London: England manager Sam Allardyce is keen to the leave the door open for foreign-born players to enter the national team set-up and has told British media he would have no problem picking a player who qualified only through residency.
Allardyce had earlier revealed he had hoped to call up Steven N'Zonzi, who has lived in England for six years, but his attempts were thwarted by FIFA because the Sevilla midfielder is ineligible after featuring for the France under-21 side.
The Football Association has previously held discussions over possible call-ups for several players including goalkeeper Manuel Almunia, midfielder Mikel Arteta and winger Adnan Januzaj on residency grounds.
"Do you pick the best squad to win the World Cup, and if one or two of those are like N'Zonzi, do you do it? Or don't you and then suffer the consequences of not getting to the quarterfinal and failure?" Allardyce said.
"The percentage of English players in the Premier League is 31 percent.

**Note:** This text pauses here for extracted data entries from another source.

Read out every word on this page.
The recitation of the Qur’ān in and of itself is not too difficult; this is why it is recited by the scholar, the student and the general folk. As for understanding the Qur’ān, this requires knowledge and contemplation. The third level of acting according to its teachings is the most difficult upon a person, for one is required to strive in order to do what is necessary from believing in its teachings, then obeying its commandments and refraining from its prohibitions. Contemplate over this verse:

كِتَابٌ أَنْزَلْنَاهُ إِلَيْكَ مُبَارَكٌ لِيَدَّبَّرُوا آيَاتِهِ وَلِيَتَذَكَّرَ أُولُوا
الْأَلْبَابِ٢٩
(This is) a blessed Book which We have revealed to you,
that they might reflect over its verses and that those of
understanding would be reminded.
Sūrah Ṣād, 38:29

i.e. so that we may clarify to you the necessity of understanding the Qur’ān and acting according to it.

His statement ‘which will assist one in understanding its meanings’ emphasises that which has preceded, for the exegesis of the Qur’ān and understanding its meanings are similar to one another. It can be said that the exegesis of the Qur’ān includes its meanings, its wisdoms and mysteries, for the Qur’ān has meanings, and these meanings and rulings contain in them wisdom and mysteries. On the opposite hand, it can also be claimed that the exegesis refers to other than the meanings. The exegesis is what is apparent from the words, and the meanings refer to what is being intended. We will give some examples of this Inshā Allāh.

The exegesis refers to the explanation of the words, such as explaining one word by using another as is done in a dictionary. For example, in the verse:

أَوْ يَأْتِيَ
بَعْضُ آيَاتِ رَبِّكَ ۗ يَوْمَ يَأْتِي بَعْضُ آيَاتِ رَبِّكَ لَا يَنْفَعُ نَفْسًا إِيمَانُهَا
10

Surely if you're going to win something and that player is of the calibre to force his way into that side then you give him an opportunity?

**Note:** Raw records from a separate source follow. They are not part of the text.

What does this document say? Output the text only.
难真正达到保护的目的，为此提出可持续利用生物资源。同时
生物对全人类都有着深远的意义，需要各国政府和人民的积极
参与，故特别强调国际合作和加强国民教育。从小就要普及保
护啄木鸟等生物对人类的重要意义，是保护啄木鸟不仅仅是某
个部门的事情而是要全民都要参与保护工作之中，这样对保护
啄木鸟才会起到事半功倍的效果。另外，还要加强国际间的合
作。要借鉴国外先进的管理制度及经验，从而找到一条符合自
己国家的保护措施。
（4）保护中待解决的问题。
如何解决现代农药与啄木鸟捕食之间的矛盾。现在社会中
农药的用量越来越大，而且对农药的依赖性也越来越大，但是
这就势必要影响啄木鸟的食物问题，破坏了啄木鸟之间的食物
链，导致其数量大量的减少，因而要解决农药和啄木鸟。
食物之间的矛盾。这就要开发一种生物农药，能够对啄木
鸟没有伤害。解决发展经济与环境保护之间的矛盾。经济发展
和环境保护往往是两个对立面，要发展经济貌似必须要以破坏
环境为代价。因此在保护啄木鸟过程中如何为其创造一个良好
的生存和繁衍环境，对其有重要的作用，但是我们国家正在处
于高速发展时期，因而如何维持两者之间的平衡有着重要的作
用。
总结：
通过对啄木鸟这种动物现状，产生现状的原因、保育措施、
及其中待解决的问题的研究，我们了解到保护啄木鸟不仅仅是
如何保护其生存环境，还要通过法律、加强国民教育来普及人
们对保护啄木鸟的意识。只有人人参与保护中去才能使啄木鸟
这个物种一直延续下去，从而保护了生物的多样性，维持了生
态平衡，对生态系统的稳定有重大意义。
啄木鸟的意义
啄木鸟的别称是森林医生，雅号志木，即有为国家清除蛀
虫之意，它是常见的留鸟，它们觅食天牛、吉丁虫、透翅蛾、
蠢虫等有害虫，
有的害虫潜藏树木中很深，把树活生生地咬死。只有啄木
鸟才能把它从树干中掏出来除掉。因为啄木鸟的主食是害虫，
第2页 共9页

"If he goes out and scores the winner will it be quite that bad?... It's not my department to find those. We have a department to look at the whole situation at all areas for every international team."
Former Sunderland and Newcastle United manager Allardyce, who will lead England for the first time in their World Cup qualifier in Slovakia on Sunday, also said taking up the England job was likely to be "the final challenge of a long career".